Carisbrooke Castle, Isle Of Wight
When I am camping, I love being able to go on an outing without having to drive somewhere. So I was happy when I found out that this wacky campsite (see yesterday’s blip) was almost at the foot of Carisbrooke Castle, which I had hoped to visit while on the island.
So, after a relaxing morning, I walked about 10 minutes and spent the afternoon at the castle. This Norman castle stands on what was originally a hillfort, offering protection from Vikings. It has been used for many things in its long history. During the Civil War, Charles I was imprisoned here before his execution, and his daughter Princess Elizabeth later died here. The castle has been a private home for much of its history, housing Lords, Captains and Governors, and the buildings much altered through the years, especially during medieval times and later under Queen Elizabeth I. The last Governor to live here was Princess Beatrice, Queen Victoria’s youngest daughter.

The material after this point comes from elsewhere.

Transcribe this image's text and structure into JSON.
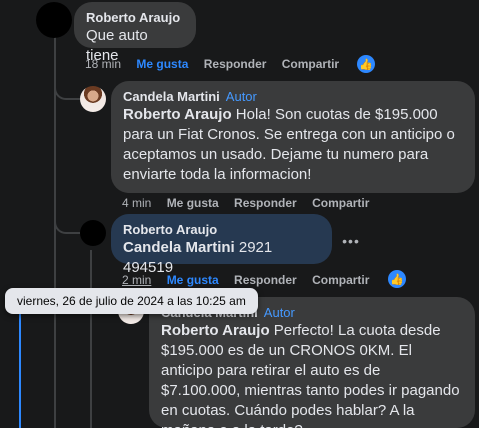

She had parts of the castle modernised from 1913 and used it as her summer residence until 1938. The castle is mostly a tourist attraction now (English Heritage) but is still used for some island ceremonies.
Things to see here are a ruined mansion, a chapel, the Norman Keep and wall walk, a museum, Princess Beatrice’s garden and a donkey wheel. There are four very well taken care of donkeys here, providing demonstrations of how the only water for the castle and village was drawn up from a very deep well. These donkeys actually have a contract! Stating that they can work no more than 6 minutes a day! They take turns doing the demonstration in which they turn the wheel just twice, which means they actually work only 2-4 minutes a day. Life was not so good for the donkeys in history when they really were relied on to provide water for a whole village.
It was a very pleasant afternoon’s outing on another sunny warm day on the island.